We Are At War Folks

CENTERVILLE – Move over, Dr. Seuss. Like the Whos of the classic Christmas story, the Thompsons on Shootflying Hill Road have been Grinched.

For the past eight years the friendly family has erected an elaborate holiday display on its front lawn, wowing neighbors with inflatable characters, a Christmas train and a light show synced to music.

When Richard Thompson flipped the switch to power up the extravaganza Sunday morning, however, nothing happened.

Somebody had slashed the blow-up Santa, reindeer and sock monkey as well as three blow-up dogs representing the family’s three yellow Labrador retrievers. The wires connecting the lights were cut and the display effectively destroyed.

Absolutely gruesome scene in Centerville. What kind of filthy animals are even capable of such heinous crimes? This is a call to arms Centervillagers! Light the torches, grab the pitchforks and release the hounds! It’s time to rally around the Thompsons and bring these savages to justice.

What’s that? The Thompson’s immediately gave up and declared victory for the Santa murderers? Oh ok, well I guess that’s that then. Way to show some resilience Thompson’s. Nothing says Christmas spirit more than giving up the millisecond there is any slight setback in your plan. Way to represent American ideals by running as fast as you can the other direction from the first sign of a fight.

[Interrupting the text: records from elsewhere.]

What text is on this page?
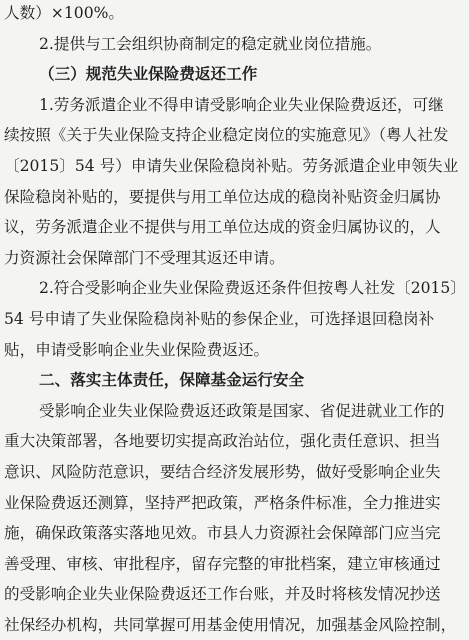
人数）×100%。
2.提供与工会组织协商制定的稳定就业岗位措施。
（三）规范失业保险费返还工作
1.劳务派遣企业不得申请受影响企业失业保险费返还，可继
续按照《关于失业保险支持企业稳定岗位的实施意见》（粤人社发
〔2015〕54 号）申请失业保险稳岗补贴。劳务派遣企业申领失业
保险稳岗补贴的，要提供与用工单位达成的稳岗补贴资金归属协
议，劳务派遣企业不提供与用工单位达成的资金归属协议的，人
力资源社会保障部门不受理其返还申请。
2.符合受影响企业失业保险费返还条件但按粤人社发〔2015〕
54 号申请了失业保险稳岗补贴的参保企业，可选择退回稳岗补
贴，申请受影响企业失业保险费返还。
二、落实主体责任，保障基金运行安全
受影响企业失业保险费返还政策是国家、省促进就业工作的
重大决策部署，各地要切实提高政治站位，强化责任意识、担当
意识、风险防范意识，要结合经济发展形势，做好受影响企业失
业保险费返还测算，坚持严把政策，严格条件标准，全力推进实
施，确保政策落实落地见效。市县人力资源社会保障部门应当完
善受理、审核、审批程序，留存完整的审批档案，建立审核通过
的受影响企业失业保险费返还工作台账，并及时将核发情况抄送
社保经办机构，共同掌握可用基金使用情况，加强基金风险控制，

The part of the story I don’t like is that the Thompson’s gave up looking for Santa’s killers immediately. They didn’t put posters up or anything, they just sat on the porch like a goons and made a sign. Those guy’s gotta think ‘You got a Santa. You got a responsibility.’ If your Santa gets killed you don’t make a sign then call it quits. You get your ass out there and you find that fucking Santa killer.